Et si les Kurdes se levaient et nous demandaient de dénoncer le Général Altay Tokat comme terroriste pour sa déclaration suivante : « j’ai fait poser des bombes dans les maisons respectives du juge et du procureur de la Republique pour qu’ils restent au pas » (Aktüel, 02.07.06).

Ou encore le General Sabri Yirmibaşoğlu pour sa phrase concernant le 6 et 7 septembre (pogroms contre les chrétiens d’Istanbul) « quelle excellente organisation ce fut, n’est-ce pas ! » (F.Güllapoğlu, Tanksız Topsuz Harekat).

Le conflit ne risque-t-il pas de ne jamais prendre fin ?

Et le Général Basbug de poursuivre sur sa lancée : « Écoutez. Imaginez que nous les ayons invités et que ce soir, il se soit passé quelque chose qui aurait tué un de nos soldats. Comment pourrions-nous expliquer cela ? Vous trouvez cela logique, non ? »

Non. Je ne sais pas si le fait de ne pas avoir invité le DTP ce soir là a garanti la survie de nos soldats ou si, au contraire, il a permis le renforcement du nationalisme kurde.
A la suite de ces discussions, de jeunes soldats avaient répliqué : « il y a beaucoup de gens ici qui ont perdu leurs fils ou leurs proches à cause du PKK. Et si l’un d’entre eux s’attaquait aux membres DTP, que ferions-nous ? » (M.A. Birand, Posta,01.09.07).

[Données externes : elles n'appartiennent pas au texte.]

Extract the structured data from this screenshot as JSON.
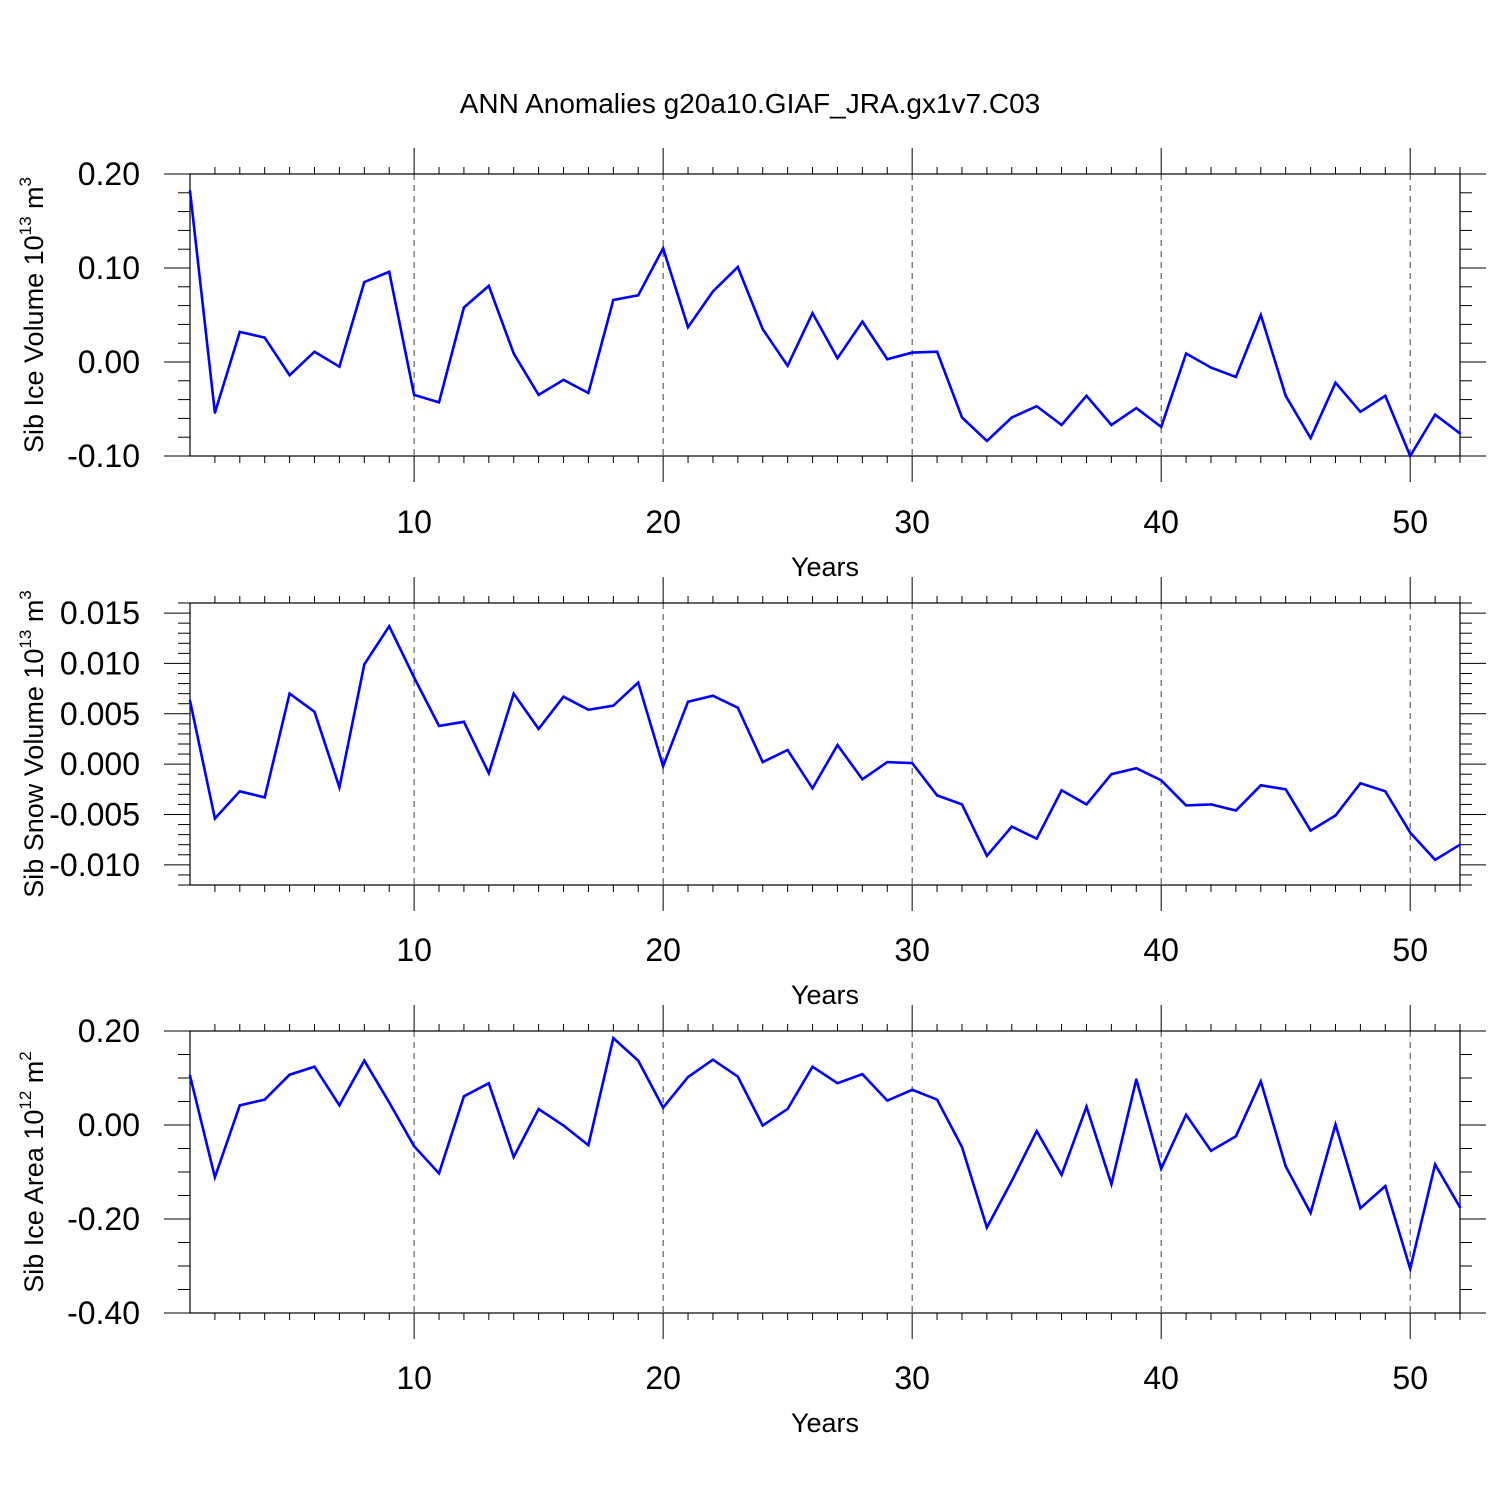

Les députés du DTP ont affirmé qu’un gaz toxique aurait pu être utilisé à Şırnak (Bianet, 31.08.07). L’Armée et certains journalistes ont réagi. Pour ma part, une autre nouvelle a attiré mon attention : Zeki Bingöl, lieutenant ayant participé à l’opération « Retour à la vie », du 19.12.2000, dans la prison de Bayrampasa, a affirmé sept ans après les faits que le premier coup avait été tiré par les gendarmes et que des « bombes ressemblant à de petites balles en plastique » dont l’incendie était incontrôlable avaient été lancées dans les dortoirs (Radikal, 31.08.07). Et si cette affaire n’est éclaircie que dans sept ans ?

Je le répète : la solution à ces deux grandes failles est entre nos mains. S’il vous plait, ne sacrifions pas notre avenir à des blocages dont nous connaissons le résultat depuis 84 ans.
Ne voyez-vous pas que les failles mêmes vivent en leur sein des séismes ? Les islamistes commencent a prendre l’habitude des bains de mer et on les traite de « traînées ». Quand on parle du “mouvement kurde” aujourd’hui, on parle d’au moins six courants différents. Le DTP est en grande difficulté. Faites semblant de ne pas voir tout cela ; mais ne venez pas me dire que vous aimez ce pays.

Les événements de Gül et du DTP sont de véritables dons du ciel car cela signifie que petit à petit les failles commencent à s’ajuster et que le grand séisme est en mesure d’être évité. Regardez et voyez, parbleu !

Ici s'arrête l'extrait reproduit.